Os desafios da mulher advogada na sociedade brasileira contemporânea
Por Juliana Daher Delfino Tesolino *
A advocacia é uma profissão historicamente dominada por homens, refletindo as desigualdades estruturais que permeiam o mercado de trabalho no Brasil. Embora as mulheres já sejam maioria nos cursos de Direito e em exames da Ordem dos Advogados do Brasil (OAB), elas ainda enfrentam barreiras significativas para alcançar equidade no exercício da advocacia. Essas dificuldades vão desde preconceitos velados e desigualdades salariais até assédios e a conciliação entre a carreira e as demandas familiares.

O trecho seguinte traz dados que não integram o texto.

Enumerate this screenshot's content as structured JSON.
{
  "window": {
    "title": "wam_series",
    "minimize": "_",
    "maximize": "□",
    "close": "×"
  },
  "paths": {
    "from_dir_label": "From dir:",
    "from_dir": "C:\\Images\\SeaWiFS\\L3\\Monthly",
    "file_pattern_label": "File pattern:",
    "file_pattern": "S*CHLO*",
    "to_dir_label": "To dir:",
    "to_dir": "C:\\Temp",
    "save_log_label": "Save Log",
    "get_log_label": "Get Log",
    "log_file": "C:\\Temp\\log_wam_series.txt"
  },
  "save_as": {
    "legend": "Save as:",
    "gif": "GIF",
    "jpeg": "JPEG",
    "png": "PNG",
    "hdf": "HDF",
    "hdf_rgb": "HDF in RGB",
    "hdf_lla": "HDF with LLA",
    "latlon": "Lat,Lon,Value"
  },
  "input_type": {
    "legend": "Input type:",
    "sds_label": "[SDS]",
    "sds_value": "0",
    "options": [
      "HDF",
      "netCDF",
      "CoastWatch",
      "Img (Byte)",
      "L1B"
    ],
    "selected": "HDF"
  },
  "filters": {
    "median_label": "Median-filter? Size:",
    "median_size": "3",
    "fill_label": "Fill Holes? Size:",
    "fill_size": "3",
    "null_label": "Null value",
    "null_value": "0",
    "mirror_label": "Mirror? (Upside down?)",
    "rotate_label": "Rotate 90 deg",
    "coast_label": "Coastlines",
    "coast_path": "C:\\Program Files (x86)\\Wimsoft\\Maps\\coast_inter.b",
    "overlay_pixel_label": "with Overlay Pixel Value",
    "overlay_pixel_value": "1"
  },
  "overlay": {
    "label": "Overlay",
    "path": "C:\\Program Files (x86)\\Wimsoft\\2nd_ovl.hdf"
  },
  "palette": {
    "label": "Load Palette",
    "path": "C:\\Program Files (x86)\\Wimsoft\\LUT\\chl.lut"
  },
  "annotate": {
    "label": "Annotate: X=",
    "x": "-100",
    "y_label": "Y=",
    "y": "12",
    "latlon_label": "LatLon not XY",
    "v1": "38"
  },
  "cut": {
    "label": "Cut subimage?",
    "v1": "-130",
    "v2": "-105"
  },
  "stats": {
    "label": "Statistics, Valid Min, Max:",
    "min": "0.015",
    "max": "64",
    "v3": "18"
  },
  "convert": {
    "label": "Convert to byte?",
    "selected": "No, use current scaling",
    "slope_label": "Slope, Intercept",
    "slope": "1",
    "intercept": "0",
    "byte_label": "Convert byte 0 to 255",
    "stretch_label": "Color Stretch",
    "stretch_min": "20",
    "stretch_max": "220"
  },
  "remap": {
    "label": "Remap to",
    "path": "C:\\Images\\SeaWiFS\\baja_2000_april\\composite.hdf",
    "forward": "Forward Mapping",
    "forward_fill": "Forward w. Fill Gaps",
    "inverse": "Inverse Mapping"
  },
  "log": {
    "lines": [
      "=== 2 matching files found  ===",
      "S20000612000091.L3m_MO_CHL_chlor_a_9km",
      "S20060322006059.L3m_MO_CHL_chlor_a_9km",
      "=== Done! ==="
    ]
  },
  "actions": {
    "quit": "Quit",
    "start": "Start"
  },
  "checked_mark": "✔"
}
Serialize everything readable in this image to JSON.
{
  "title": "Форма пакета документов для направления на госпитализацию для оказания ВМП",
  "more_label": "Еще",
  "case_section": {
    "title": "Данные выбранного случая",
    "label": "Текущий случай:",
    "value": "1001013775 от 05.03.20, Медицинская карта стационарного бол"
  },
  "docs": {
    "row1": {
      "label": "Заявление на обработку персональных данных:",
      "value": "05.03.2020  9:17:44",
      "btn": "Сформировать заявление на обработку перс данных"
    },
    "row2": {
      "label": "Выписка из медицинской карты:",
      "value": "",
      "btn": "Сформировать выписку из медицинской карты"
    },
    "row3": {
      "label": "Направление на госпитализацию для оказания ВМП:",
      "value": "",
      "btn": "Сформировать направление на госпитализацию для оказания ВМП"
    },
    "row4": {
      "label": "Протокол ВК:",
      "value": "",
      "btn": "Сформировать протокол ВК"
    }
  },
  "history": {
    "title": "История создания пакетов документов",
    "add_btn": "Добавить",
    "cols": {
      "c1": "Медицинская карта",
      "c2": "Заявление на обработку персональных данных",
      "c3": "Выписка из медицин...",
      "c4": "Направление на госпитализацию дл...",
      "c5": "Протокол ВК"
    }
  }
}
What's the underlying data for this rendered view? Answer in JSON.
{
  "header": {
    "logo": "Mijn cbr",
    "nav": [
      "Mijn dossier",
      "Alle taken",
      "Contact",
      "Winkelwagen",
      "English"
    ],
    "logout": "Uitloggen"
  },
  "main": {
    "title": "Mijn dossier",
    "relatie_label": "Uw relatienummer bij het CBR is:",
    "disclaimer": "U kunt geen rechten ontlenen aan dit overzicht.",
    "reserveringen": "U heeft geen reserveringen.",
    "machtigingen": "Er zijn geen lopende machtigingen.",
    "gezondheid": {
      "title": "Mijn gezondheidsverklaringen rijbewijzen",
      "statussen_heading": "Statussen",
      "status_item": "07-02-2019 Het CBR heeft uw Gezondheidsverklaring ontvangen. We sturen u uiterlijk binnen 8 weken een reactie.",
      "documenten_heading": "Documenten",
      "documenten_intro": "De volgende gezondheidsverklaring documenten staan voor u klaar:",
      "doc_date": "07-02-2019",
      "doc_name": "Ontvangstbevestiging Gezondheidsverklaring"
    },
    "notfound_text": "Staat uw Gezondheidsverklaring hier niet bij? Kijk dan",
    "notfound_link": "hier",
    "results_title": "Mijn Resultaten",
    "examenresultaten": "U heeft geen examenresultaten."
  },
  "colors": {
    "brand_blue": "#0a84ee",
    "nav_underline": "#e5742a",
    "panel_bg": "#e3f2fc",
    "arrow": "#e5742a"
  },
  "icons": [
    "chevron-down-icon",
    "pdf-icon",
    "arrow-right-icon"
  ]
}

A advocacia brasileira tem testemunhado, nas últimas décadas, uma crescente participação feminina. Contudo, as mulheres advogadas ainda enfrentam uma série de desafios relacionados ao preconceito de gênero, desigualdade de oportunidades e falta de reconhecimento. Embora representem mais da metade dos registros na OAB, sua presença em posições de liderança e em áreas tradicionalmente mais valorizadas do Direito permanece limitada.
Essa realidade é ressaltada por mulheres que se tornaram ícones na luta por igualdade dentro da profissão. Em suas trajetórias, destacam não apenas os obstáculos enfrentados, mas também as transformações necessárias para construir um mercado jurídico mais justo e inclusivo.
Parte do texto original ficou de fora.